Commentaries

State Department Failed to Protect Diplomatic Troops

“The Secretary of State has responsibility for the coordination and supervision of all U.S. government activities and operations abroad...must protect all United States Government personnel on official duty….” President George W. Bush noted in his Letter of Instruction addressed to U.S. ambassadors, in January 2002.

I served in three Indian Ocean island nations in east Africa, where I dealt with a number of threats from 2002 to 2005. I was appalled when Secretary of State Hillary Clinton minimized the importance of the killing of Ambassador Christopher Stevens by saying: “What difference--at this point--does it make”. It does make a big difference, since security measures should have been in place to minimize the risk of such a fatal attack.

Ambassadors know the risks of serving in conflicted areas, but with the on-going jihad against the United States, the State Department needed to be better prepared to protect our overseas missions.

After the U.S. embassy in Beirut was attacked in 1983, the Inman (Admiral Bobby Ray Inman) Advisory Panel on Overseas Security issued a report in 1985, which recommended a number of security measures, including setbacks, upgrades to facilities, and new construction of at-risk missions. The study called for the formation of the Bureau of Diplomatic Security (DS) to oversee security at our overseas operations.

 A Regional Security Officer (RSO) was to be assigned as the principal security advisor at all embassies. This person was to oversee the missions’ security staffs, including hiring of local guards and to establish surveillance detection teams; interface with police and military authorities. The RSO would report directly to the deputy chief of mission (DCM), the second in command at the embassy.

In January 2012 the State Department created the Bureau of Counterterrorism to further strengthen the department’s “effort on counterterrorism abroad and to secure the United States against foreign terrorist threats...disrupt and defeat the networks that support terrorism.”

Deputy Assistant Secretary Charlene Lamb, who oversaw DS operations at the time of the attacks, testified in October 2012 that she was opposed to keeping an embassy security team in Tripoli after they were ordered to leave in August, saying “it would not have made any difference in Benghazi.” Additionally Lamb told the RSO at the embassy “not to bother asking for additional help when the military team was sent home.”

On Wednesday, May 8, 2013, the House Committee on Oversight and Government Reform, held a hearing on the attack on the U.S. consulate in Benghazi.
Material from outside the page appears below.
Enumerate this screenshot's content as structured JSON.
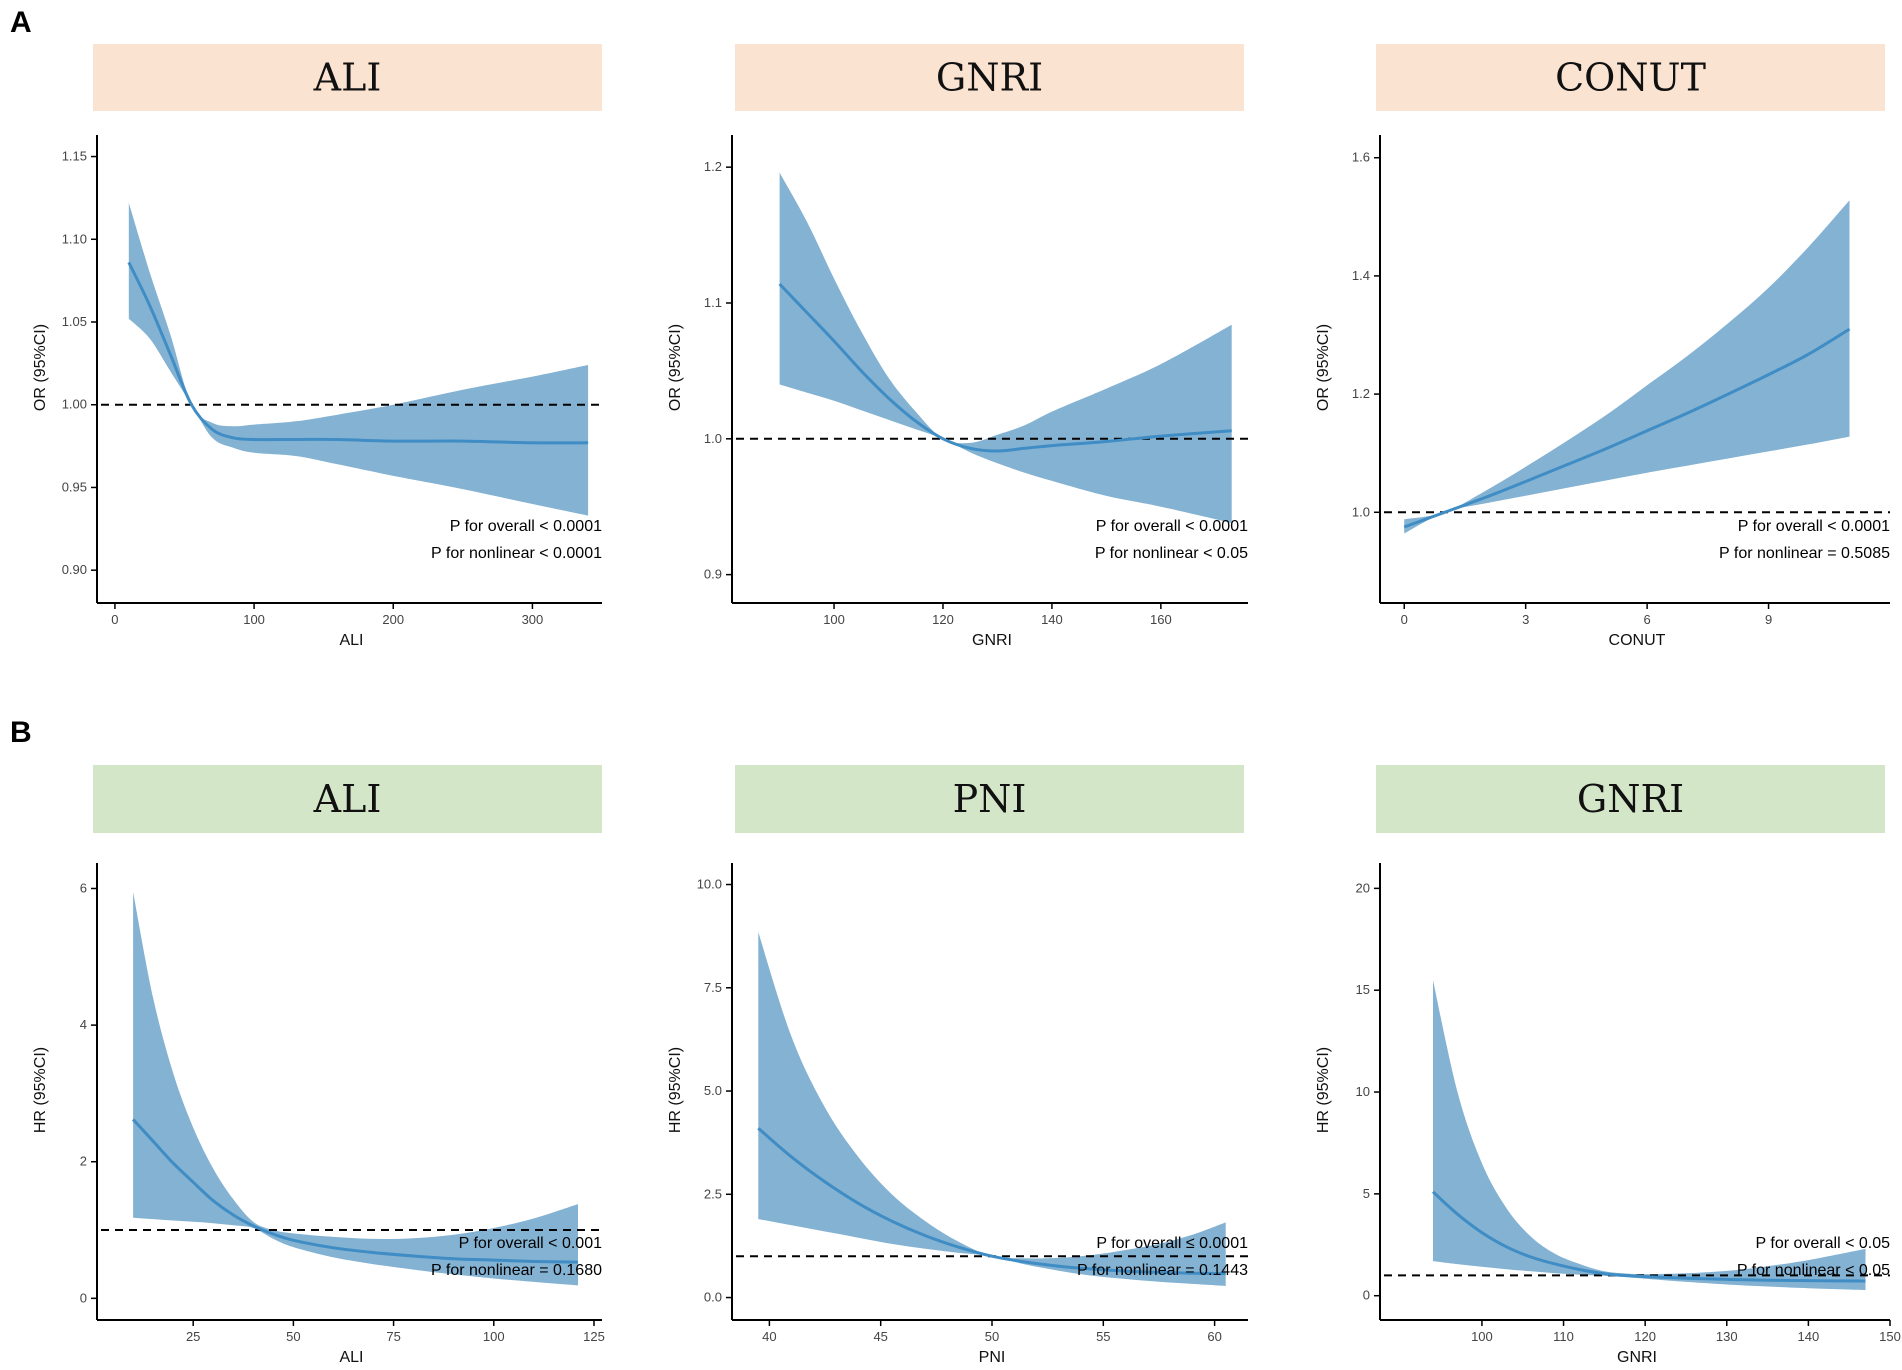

Gregory H. Hicks, DCM at the U.S. embassy in Tripoli at the time of the Sept. 11 attack, Eric Nordstrom the RSO, and Mark Thompson acting deputy assistant secretary of state for counterterrorism, all testified on the failure to support besieged Ambassador Christopher Stevens and three other American personnel.

Many of the congressional members did not want to listen to the facts regarding the attacks—calling the hearing a political rehash. They also never served in a conflicted area--nor had their lives under siege. They had a myopic view of Libya and the consequences of the U.S.-led military incursion in March 2011, leading to the instability across North Africa and Sahel region.

My experience of working with DCM’s was that they are very competent, and highly trained career diplomats--as were the RSO’s and counterterrorism officers. I placed my full trust in these dedicated officers, who would do everything in their power to protect the ambassador.

A debriefing of these Foreign Service officers, immediately after the Benghazi attacks, would have pin-pointed to the Islamist insurgents. The State Department failed to protect the diplomatic troops.

Secretary Colin Powell and Secretary Condoleezza Rice were both hands-on leaders. At the top of their list of instructions was security at the overseas missions. I doubt whether either would have said: “What difference...does it make”, if a mission was overrun by jihadists and an ambassador killed.

With the security support we received during their leadership, terrorists were not successful in killing any American diplomats--even in the more conflicted areas. Both communicated directly with ambassadors about threat situations. Classified cables received timely responses asking ambassadors to take action to protect U.S. interests, embassy personnel, and American citizens.

I believe the State Department did not have emergency measures in place, to protect the U.S. consulate in Benghazi, and ascertain that military support was readily available in the event of terrorist attacks. Ambassador Stevens needed to operate in a more secure environment, in such an unstable area.

The Arab Spring uprising, which led to the killing of Moammar Gadhafi, saw numerous Islamist militant groups infiltrating the region. Ambassador Stevens knew the risks he faced, and had sent classified cables regarding his concern of terrorist attacks. Such information would have instantaneously reached the Secretary’s office.

The February 17 Martyrs Brigade militia, which had ties to al-Qaeda, was contracted to protect the U.S. consulate. Reportedly, members of the brigade had been warned of possible attacks against the consulate, early in August 2012. Security measures should have been beefed up in Benghazi, knowing the weak Libyan government could not control the well-armed Islamist militias. 

U.S. leaders watched in real time, as the events of the U.S. consulate attacks unfolded. Disguising the disastrous ending—by not referring to the attacks as undertaken by Islamist extremists--was a political decision. It can only be seen as gross negligence and incompetence, by those involved in making that unfortunate conclusion.